The emergence of the neoclassical synthesis was concomitant with the development of growth economics in the late 1950s. With the works of Robert Solow, James Meade, Trevor Swan and James Tobin, the synthesis meant a particular way to make compatible short-run Keynesian analyses with long-run neoclassical ones. As soon as judicious government intervention and planning were implemented, it was understood that neoclassical growth model was the best way to identify the drivers of full employment paths.
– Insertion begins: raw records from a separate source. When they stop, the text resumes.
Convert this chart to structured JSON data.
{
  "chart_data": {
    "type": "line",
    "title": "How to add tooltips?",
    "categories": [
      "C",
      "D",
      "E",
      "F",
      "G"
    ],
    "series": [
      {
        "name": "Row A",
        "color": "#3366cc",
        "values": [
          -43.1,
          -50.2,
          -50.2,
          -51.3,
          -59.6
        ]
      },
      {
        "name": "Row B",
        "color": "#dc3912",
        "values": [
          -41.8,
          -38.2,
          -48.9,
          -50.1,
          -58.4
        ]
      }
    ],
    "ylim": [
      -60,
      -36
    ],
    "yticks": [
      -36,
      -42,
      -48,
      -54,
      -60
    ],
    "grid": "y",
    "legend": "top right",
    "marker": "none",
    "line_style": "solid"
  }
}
In the early 1960s, economists from both Cambridge tried hard to revisit the conditions likely to guarantee the stability of long-run paths. Rejecting the neoclassical synthesis, Nicholas Kaldor, Joan Robinson and Luigi Pasinetti called for a new treatment of income distribution dynamics. Meanwhile, Solow, Franck Hahn and Amartya Sen sought to strengthen the foundations of the neoclassical synthesis by designing new investment functions based on a particular treatment of expectations.
Our goal in this article is to clarify how the neoclassical synthesis became the dominant paradigm in the 1960. By means of unedited correspondence and unpublished manuscripts recently discovered in the archives of Duke University and Cambridge (UK), the paper concentrates particularly on major arguments raised by Hahn, Kaldor, Samuelson, Sen and Solow.